Jane Schoenbrun’s film resists easy categorisation. There are elements of horror and depending on the viewer they may exist at different moments in the film. Schoenbrun isn’t judging their protagonists for the choices made and not made. Rather they are speaking to dysphoria and atomisation, where a person can be so afraid to be that they rewind every moment of becoming and undo it. Owen felt tied to ‘home’ – the house a metonymy for biological family. Could Owen have made different choices, even there in the small suburb?

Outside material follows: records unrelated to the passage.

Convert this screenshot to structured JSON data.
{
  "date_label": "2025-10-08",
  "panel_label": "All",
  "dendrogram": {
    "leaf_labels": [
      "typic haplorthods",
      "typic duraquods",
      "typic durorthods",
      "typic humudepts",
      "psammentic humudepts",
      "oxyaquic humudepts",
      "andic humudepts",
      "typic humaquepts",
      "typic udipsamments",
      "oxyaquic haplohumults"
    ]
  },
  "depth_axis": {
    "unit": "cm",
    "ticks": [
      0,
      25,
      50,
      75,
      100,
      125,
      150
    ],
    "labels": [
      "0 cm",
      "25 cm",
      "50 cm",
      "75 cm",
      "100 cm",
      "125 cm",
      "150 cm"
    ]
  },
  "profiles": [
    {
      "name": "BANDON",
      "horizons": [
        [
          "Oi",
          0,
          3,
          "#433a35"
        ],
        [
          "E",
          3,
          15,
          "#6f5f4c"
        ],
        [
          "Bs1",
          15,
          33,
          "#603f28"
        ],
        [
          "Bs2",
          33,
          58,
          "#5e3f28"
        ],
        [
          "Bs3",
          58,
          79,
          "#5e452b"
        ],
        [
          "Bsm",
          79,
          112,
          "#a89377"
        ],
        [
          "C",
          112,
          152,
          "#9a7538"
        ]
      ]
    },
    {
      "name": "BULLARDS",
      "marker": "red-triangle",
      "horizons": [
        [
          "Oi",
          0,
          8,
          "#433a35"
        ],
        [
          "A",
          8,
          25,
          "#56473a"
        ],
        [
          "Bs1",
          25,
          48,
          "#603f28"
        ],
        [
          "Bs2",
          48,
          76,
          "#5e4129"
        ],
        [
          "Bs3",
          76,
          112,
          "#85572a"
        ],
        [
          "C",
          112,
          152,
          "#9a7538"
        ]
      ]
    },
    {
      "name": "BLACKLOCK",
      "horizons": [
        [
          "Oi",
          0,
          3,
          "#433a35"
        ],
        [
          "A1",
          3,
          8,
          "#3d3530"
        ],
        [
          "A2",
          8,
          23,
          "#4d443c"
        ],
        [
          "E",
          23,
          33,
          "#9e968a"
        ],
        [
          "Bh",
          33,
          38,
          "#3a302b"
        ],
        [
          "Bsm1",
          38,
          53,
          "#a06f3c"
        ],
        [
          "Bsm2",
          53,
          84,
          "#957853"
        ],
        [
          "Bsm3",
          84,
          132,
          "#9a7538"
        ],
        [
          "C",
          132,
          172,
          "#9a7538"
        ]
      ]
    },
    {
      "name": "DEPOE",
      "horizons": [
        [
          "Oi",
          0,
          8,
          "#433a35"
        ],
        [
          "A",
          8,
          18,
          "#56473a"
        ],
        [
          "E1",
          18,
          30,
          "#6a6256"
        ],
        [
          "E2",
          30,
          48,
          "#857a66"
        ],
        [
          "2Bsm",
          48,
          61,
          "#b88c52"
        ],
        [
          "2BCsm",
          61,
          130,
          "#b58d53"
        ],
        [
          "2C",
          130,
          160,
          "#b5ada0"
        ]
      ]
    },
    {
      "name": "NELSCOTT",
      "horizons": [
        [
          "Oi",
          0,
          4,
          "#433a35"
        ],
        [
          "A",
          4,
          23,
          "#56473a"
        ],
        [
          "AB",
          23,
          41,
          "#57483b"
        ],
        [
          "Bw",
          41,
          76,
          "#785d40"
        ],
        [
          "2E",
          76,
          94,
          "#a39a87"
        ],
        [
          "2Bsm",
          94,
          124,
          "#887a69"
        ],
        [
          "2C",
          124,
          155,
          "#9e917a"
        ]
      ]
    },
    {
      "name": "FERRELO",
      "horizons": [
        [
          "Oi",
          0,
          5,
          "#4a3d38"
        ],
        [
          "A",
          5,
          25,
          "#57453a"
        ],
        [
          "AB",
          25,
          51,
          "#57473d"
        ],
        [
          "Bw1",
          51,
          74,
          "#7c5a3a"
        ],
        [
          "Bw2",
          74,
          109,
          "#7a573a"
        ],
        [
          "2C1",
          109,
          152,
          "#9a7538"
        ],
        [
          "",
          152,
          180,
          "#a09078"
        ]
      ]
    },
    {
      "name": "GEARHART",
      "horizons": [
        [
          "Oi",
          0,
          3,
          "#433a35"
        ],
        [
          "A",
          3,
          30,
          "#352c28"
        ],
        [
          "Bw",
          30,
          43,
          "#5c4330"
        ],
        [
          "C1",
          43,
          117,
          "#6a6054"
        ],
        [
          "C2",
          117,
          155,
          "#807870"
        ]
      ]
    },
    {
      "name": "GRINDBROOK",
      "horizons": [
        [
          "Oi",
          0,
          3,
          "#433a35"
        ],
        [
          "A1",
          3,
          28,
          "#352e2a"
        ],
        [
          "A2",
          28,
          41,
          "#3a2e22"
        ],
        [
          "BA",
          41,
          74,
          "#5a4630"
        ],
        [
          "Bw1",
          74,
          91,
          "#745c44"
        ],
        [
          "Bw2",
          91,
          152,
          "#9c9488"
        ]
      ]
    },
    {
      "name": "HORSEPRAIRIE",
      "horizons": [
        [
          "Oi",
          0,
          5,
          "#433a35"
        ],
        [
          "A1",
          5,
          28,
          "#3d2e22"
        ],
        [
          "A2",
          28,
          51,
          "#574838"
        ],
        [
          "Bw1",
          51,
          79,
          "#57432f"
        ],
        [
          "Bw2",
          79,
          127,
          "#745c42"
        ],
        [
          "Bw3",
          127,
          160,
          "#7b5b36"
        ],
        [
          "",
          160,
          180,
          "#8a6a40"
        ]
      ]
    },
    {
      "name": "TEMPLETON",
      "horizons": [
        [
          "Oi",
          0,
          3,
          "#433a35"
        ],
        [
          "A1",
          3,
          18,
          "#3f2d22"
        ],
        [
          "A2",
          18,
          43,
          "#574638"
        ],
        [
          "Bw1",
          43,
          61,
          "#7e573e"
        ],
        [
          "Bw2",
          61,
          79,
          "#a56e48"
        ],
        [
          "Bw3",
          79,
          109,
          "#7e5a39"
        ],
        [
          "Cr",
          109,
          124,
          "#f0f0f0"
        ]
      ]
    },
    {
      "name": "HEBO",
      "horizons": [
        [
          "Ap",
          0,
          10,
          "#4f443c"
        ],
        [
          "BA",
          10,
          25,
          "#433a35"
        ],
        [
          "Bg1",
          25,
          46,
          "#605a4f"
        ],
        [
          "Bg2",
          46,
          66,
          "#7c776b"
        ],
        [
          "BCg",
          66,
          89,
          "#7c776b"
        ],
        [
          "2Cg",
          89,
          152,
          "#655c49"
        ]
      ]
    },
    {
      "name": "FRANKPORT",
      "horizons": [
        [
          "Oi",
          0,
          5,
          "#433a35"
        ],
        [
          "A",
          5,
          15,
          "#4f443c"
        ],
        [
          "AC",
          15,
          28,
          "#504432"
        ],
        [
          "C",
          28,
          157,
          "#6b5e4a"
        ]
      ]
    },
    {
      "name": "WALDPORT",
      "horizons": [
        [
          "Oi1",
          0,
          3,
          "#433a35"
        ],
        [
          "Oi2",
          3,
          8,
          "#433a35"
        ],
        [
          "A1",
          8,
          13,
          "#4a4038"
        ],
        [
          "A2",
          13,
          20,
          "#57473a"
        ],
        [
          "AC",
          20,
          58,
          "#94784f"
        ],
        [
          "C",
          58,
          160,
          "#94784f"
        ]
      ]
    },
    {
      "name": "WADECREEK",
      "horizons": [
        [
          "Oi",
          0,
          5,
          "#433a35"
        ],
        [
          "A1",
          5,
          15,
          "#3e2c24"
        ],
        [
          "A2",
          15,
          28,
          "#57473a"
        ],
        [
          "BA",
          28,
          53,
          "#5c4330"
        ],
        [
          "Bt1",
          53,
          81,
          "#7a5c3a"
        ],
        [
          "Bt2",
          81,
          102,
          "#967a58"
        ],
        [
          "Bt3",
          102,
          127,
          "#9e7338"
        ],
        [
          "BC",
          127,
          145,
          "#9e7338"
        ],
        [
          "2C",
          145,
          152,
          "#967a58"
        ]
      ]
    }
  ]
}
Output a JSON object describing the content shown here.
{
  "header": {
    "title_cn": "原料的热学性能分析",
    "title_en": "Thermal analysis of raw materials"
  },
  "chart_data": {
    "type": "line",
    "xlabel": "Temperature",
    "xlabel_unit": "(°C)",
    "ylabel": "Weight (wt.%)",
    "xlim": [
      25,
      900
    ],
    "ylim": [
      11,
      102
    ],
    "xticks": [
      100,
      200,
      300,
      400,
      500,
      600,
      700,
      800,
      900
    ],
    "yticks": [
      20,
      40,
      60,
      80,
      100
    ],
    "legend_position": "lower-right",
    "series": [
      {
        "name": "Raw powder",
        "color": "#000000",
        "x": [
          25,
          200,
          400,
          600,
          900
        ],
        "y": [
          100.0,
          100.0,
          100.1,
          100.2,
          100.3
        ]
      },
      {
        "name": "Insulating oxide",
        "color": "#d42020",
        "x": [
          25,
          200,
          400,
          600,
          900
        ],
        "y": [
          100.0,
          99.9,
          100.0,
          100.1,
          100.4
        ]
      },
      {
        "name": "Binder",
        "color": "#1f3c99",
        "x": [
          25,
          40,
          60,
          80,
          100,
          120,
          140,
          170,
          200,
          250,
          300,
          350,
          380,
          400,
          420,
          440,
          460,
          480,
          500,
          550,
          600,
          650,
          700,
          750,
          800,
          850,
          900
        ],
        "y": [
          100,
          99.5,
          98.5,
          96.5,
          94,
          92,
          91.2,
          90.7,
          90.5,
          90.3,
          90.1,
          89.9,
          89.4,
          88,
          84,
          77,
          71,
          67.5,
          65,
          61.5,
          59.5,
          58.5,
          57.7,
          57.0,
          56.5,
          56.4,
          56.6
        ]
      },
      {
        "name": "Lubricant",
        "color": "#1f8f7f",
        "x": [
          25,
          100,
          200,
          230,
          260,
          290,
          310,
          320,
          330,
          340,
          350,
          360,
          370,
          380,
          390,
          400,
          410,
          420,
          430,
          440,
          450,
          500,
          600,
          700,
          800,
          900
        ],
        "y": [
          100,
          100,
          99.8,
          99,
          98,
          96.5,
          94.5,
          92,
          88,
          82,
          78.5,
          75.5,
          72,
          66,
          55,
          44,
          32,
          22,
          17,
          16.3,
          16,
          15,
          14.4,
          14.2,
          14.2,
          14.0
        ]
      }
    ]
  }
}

That is something someone outside of Owen’s experience cannot judge.
I Saw the TV Glow is a visual farrago where Schoenbrun and cinematographer Eric Yue merge their polished but lo-fi ‘real world’ weird suburbia with the grainy VHS and network television aesthetic of the mid and late 1990s, weaving in references to long forgotten shows. Like Owen and Maddy, the audience experiences an off-kilter merging of scrambled signals and static, where Tara, Isabel, Maddy, and Owen exist and do not exist.
I Saw the TV Glow shortens and extends time; it circles back on itself as it moves forward creating a loop of always and never. Jane Schoenbrun’s art is singular and strange, seducing the eye and the mind to hone in on their frequency. I Saw the TV Glow crackles on a wavelength of originality and purpose.
Writer and director: Jane Schoenbrun
Starring: Justice Smith, Brigette Lundy-Payne, Danielle Deadwyler, and Fred Durst
I Saw the TV Glow screened as part of the 2024 Melbourne International Film Festival, and is now playing in Australian cinemas.